"In a last minute rush to get a nuclear deal with India at any cost, President Bush appears to have caved to Indian demands and compromised U.S. security by blowing a hole in the Nuclear Nonproliferation Treaty.

“The United States has now pushed over a nuclear domino that falls against 187 other nations – all signers of the Nonproliferation Treaty -- to review why they should honor a document which the nuclear superpowers no longer respect.
It empowers the hawks in every rogue nation to put their nuclear weapons plans on steroids now that they can no longer be isolated as non-signers of an agreement that has been shredded.

"There is bipartisan opposition to this deal in the Congress, and when the full story is known it will be a bookend to the Dubai port deal – another case of the Bush Administration announcing a commercial deal without due regard for its impact on national security interests.

"While the full details are not yet available, it appears that the Bush Administration is going to open up nuclear trade with a country which has refused to sign the Nuclear Nonproliferation Treaty, which refuses to accept full scope international safeguards over all its nuclear facilities, and which refuses to halt production of fissile materials for nuclear bombs.
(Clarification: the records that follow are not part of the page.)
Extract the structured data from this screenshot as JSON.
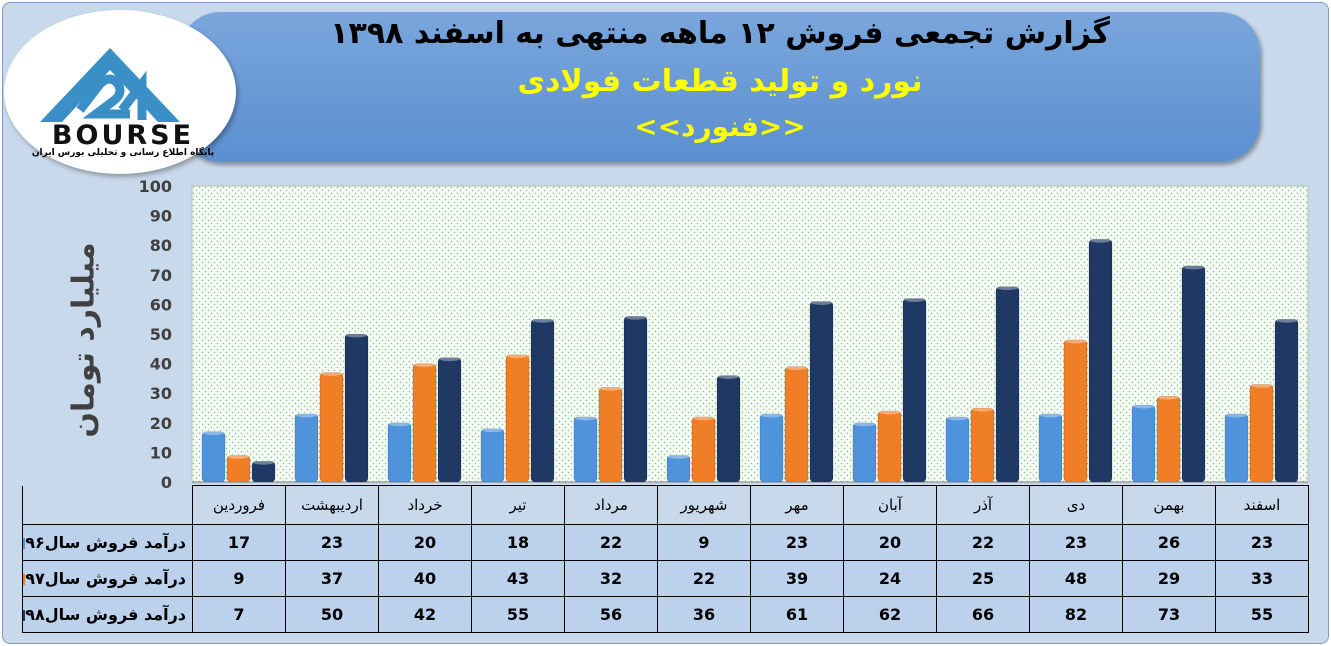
{
  "header": {
    "title_line1": "گزارش تجمعی فروش  ۱۲ ماهه منتهی به اسفند ۱۳۹۸",
    "title_line2": "نورد و تولید قطعات فولادی",
    "title_line3": "<<فنورد>>"
  },
  "logo": {
    "brand": "BOURSE",
    "caption": "پایگاه اطلاع رسانی و تحلیلی بورس ایران"
  },
  "colors": {
    "series96": "#4f93dc",
    "series97": "#f07e26",
    "series98": "#1f3864"
  },
  "chart_data": {
    "type": "bar",
    "ylabel": "میلیارد تومان",
    "ylim": [
      0,
      100
    ],
    "yticks": [
      "0",
      "10",
      "20",
      "30",
      "40",
      "50",
      "60",
      "70",
      "80",
      "90",
      "100"
    ],
    "categories": [
      "فروردین",
      "اردیبهشت",
      "خرداد",
      "تیر",
      "مرداد",
      "شهریور",
      "مهر",
      "آبان",
      "آذر",
      "دی",
      "بهمن",
      "اسفند"
    ],
    "series": [
      {
        "name": "درآمد فروش سال۹۶",
        "values": [
          17,
          23,
          20,
          18,
          22,
          9,
          23,
          20,
          22,
          23,
          26,
          23
        ]
      },
      {
        "name": "درآمد فروش سال۹۷",
        "values": [
          9,
          37,
          40,
          43,
          32,
          22,
          39,
          24,
          25,
          48,
          29,
          33
        ]
      },
      {
        "name": "درآمد فروش سال۹۸",
        "values": [
          7,
          50,
          42,
          55,
          56,
          36,
          61,
          62,
          66,
          82,
          73,
          55
        ]
      }
    ],
    "grid": false,
    "legend": "table-bottom"
  }
}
"The Bush Administration has failed to come up with a safeguards plan that has any credibility whatsoever -- even as a figleaf.  It appears that Bush negotiators

 Failed to insist that all of India’s old spent fuel be safeguarded against diversion to weapons
 failed to get India to agree to halt production of new fissile material for bombs.
 failed to in its characterized top negotiating objective -- getting India to put its fast breeder reactors under safeguards.
 Also – two of the existing heavy water reactors that had previously been considered “civilian” are not covered by safeguards.

In sum, the so-called “safeguards” are so weak that India will be able to divert enough material from its civilian program to build more than 1000 nuclear weapons in addition to the 50-100 bombs it has already built – all with the approval of the United States of America.

"The President appears to have given away the store for an agreement that provides the U.S. with no real benefit, while threatening our security by destroying an international nonproliferation regime that has been help stop the spread of the Bomb.

"This nuclear deal is a dagger pointed at the heart of the international nuclear nonproliferation regime.  The Nuclear Nonproliferation Treaty cannot survive if the United States puts its stamp of approval on exemptions to countries who fail to comply with its controls.  The Nuclear Suppliers Group cannot survive if its export controls are applied selectively.

"If we allow India this loophole, Pakistan – like India, a country that has not signed the Nonproliferation Treaty --has already indicated its interest in making a similar deal – if not with the US, than with China.  Iran, a country that has signed the Treaty, will note that U.S. insistence on compliance with full scope safeguards appears to be limited to countries that it does not like.  If other Nuclear Supplier nations follow the example set in this deal, the entire nuclear proliferation regime will begin to collapse, and we may ultimately return to the kind of world that President John F. Kennedy once feared -- a world in which we don't ask who has the bomb, but who does not.

"I intend to fight this terrible agreement and block any legislation that would alter the restrictions on nuclear trade that are in U.S. law.  At the same time, I believe that the 45 nations who are Members of the Nuclear Suppliers Group need to send a strong signal to President Bush and to the U.S. Congress if they do not wish to see the NSG Guidelines destroyed.”